The move aligns with market expectations, as indicated by a Reuters poll of 27 economists. The rate decision follows the U.S. Federal Reserve’s widely anticipated 25-basis-point rate cut earlier this week, coupled with signals that the Fed would implement fewer rate reductions in 2025 than previously projected. The Fed’s revised plan includes only two cuts in 2025, down from four cuts forecasted in September.
Analysts believe the Fed’s outlook on rate adjustments will have a limited impact on the PBOC’s monetary easing trajectory. However, it could intensify pressure on the Chinese yuan, which is already under strain. “The PBOC is not stepping in to defend the yuan,” Farzin Azarm, managing director of equities trading at Mizuho Americas, told CNBC. Azarm noted that the central bank appears to be allowing market dynamics to play out amid the ongoing economic pressures.
In recent months, Chinese officials have pledged to increase monetary easing measures to address sluggish economic growth. Earlier this year, the PBOC surprised markets with cuts to major short-term and long-term lending rates in July, followed by a 25-basis-point reduction in October. However, the central bank held rates steady in November and has now opted to maintain the status quo for December.
Despite these efforts, China continues to face entrenched economic challenges, including deflationary pressures, weak consumer demand, and a prolonged property market slump. Analysts from major investment banks predict that the yuan will weaken further in 2024, particularly if U.S. policies under President-elect Donald Trump include the implementation of tariffs on Chinese goods.

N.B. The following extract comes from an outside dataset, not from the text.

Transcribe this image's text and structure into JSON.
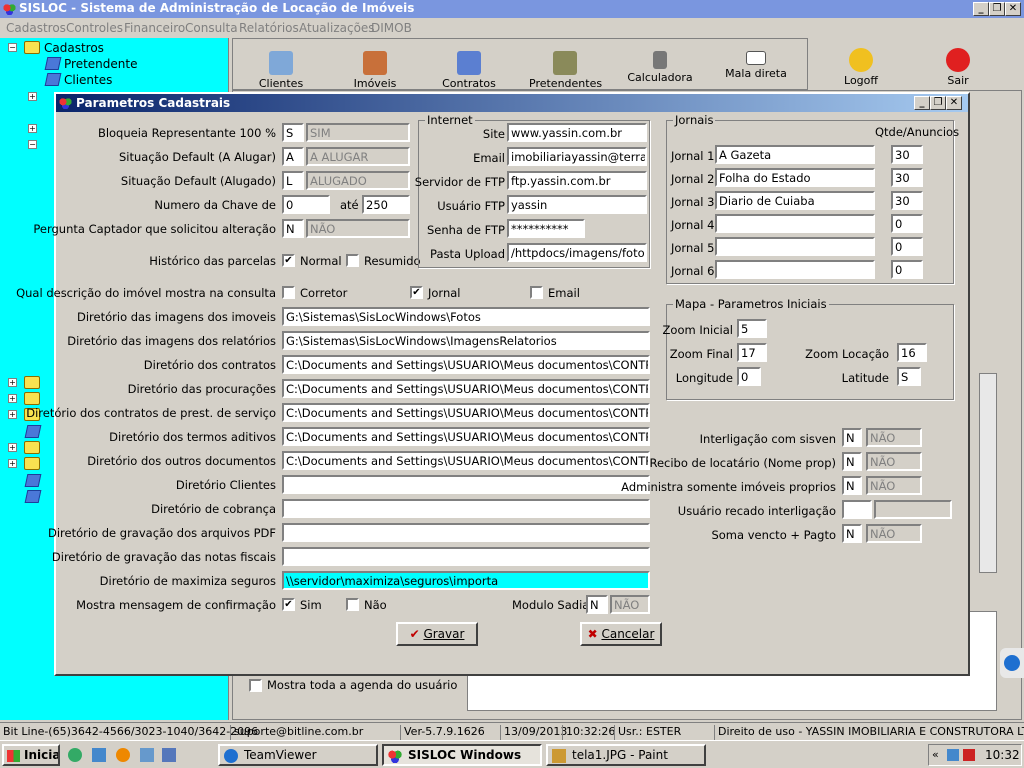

Yan Wang, chief emerging markets and China strategist at Alpine Macro, stated that the Fed’s easing cycle could provide room for the PBOC to implement further rate cuts. However, Wang emphasized that fiscal measures would play a more significant role in stimulating China’s economy next year. “The Chinese government has greater fiscal flexibility and is likely to rely on fiscal initiatives to drive growth,” Wang said in a note to CNBC.